By now, the events at Trolley Square have been played and replayed a thousand times in the media and in our minds. People keep trying to make sense of it all. We've seen the tragedy through political eyes, religious eyes, the eyes of business and the eyes of those involved.
Still the fear remains that perhaps there's no sense to be made.
And the question that haunts people is the same that has haunted humanity for centuries back to the era of King Herod and his slaughter of the innocents in Bethlehem. It is this: How can the human heart ever process let alone understand the slaughter of innocent souls?
Julia Hartwig, a Polish poet, made a run at explaining such things. In her poem about the wholesale massacre in Bethlehem she writes, "Violent horror soon gave way to the still, more awful numbness of despair."
In his book "When Bad Things Happen to Good People," Rabbi Harold Kushner writes:
"To grab a gun and shoot at innocent people is irrational, unreasonable behavior, but I can understand it. What I cannot understand is why 'Mrs. Smith' should be walking on that street at that moment while 'Mrs. Brown' chooses to step into a shop on a whim and saves her life. ... The lives of dozens of people will be affected by such trivial, unplanned decisions."
Kushner goes on to say that "some people will find the hand of God behind everything that happens," but he himself asks, "Is there always a reason? Or do some things just happen at random, for no cause?"

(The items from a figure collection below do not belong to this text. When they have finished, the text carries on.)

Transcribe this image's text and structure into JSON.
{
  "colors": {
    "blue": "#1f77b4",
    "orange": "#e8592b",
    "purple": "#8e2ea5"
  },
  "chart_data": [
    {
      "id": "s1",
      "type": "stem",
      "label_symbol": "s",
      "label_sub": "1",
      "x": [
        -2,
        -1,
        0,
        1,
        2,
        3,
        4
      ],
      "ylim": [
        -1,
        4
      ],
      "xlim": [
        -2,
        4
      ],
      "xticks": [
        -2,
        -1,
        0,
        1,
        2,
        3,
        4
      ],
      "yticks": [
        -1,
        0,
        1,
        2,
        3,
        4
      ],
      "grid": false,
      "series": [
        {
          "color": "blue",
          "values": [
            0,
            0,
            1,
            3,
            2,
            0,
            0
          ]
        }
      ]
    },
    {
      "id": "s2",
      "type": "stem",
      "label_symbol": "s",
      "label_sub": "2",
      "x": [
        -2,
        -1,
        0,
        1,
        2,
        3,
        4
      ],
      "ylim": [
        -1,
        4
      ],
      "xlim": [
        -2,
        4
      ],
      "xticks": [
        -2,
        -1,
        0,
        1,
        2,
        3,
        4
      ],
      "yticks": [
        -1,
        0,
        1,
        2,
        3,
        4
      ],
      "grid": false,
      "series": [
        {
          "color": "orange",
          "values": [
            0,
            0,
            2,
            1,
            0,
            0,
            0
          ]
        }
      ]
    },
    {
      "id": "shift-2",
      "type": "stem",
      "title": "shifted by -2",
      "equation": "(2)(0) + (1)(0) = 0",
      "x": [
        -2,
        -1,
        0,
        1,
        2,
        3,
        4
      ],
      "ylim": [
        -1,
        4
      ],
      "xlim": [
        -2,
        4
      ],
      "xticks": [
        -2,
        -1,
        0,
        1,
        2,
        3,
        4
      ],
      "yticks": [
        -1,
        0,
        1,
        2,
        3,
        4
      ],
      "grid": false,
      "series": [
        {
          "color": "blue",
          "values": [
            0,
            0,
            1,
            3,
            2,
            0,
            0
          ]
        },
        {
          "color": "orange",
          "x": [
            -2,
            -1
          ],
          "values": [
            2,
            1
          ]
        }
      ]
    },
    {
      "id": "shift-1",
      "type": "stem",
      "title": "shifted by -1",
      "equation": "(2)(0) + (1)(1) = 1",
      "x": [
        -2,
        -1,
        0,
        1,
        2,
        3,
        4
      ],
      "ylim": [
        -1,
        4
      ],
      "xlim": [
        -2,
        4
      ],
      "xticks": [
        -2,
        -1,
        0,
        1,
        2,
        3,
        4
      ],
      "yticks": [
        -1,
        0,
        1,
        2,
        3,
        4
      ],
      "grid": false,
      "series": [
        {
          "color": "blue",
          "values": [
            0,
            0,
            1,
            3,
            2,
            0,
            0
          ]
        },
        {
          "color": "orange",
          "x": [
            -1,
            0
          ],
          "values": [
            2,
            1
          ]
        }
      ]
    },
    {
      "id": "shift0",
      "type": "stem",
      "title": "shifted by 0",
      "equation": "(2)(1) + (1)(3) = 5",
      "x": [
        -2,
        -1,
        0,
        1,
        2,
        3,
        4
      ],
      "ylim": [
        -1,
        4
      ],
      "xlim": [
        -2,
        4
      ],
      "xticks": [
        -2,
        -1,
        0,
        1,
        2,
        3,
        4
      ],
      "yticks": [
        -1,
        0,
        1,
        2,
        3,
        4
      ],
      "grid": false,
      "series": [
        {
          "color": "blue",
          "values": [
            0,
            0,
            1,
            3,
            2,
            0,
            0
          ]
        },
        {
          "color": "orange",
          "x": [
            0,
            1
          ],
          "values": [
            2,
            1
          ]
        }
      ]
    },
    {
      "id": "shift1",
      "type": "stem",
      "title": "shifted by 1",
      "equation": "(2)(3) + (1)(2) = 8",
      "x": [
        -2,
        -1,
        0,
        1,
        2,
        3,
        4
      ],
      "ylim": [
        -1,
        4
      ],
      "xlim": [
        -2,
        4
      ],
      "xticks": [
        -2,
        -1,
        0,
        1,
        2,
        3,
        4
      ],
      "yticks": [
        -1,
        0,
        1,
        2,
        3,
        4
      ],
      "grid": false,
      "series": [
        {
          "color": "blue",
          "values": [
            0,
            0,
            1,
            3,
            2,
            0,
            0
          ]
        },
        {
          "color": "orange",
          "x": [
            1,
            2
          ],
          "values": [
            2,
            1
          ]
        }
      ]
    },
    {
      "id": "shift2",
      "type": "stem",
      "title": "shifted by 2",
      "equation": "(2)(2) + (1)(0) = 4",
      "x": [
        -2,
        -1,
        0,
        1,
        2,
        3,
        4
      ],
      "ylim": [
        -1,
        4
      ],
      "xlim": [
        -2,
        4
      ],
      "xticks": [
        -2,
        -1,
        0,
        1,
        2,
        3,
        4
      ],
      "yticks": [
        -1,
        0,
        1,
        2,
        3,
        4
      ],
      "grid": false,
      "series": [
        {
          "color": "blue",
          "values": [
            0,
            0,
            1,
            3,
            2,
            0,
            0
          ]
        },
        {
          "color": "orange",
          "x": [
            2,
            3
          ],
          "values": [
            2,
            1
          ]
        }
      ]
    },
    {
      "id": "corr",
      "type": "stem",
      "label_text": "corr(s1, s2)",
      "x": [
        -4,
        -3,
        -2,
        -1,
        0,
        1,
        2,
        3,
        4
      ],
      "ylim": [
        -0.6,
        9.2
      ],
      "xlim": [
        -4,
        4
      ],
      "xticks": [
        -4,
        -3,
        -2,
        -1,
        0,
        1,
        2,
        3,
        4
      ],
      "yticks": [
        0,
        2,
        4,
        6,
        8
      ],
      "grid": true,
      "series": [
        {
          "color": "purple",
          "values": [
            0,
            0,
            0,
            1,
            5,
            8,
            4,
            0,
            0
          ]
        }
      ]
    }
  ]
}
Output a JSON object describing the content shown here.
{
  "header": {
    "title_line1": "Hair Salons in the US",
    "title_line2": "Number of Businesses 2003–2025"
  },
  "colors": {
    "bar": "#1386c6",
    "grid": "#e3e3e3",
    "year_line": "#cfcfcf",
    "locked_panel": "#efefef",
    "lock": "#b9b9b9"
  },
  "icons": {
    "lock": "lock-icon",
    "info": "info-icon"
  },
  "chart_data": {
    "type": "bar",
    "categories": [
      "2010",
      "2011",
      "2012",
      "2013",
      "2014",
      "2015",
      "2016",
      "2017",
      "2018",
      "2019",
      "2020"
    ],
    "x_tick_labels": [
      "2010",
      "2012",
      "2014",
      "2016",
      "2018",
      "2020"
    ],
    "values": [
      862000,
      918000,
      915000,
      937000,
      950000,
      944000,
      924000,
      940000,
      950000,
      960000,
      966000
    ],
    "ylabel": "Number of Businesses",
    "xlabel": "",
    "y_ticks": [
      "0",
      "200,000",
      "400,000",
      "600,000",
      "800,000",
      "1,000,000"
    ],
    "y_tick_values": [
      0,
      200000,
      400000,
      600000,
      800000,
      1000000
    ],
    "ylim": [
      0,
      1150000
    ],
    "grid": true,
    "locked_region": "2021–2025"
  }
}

He says he believes things do often happen at random. We cannot control events, we can only control our reaction to them. And the best response is to have faith that even terrible things can have meaning if we are wise enough and willing to give them a meaning. And "hope" is our one avenue through. He then quotes the lines spoken by Job's wife in a play by Archibald MacLeish:
The candles in churches are out.
The stars have gone out in the sky.
Blow on the coal of the heart,
And we'll see, by and by ...
And that takes me back to Julia Hartwig's poem. At the end of the poem she talks of Joseph and Mary "carrying the world's hope to a safer place." As Herod was slaughtering the innocents, she says, the flowers still bloomed, the birds sang and young lovers kissed. Her point is that the one thing more powerful than tragedy is hope.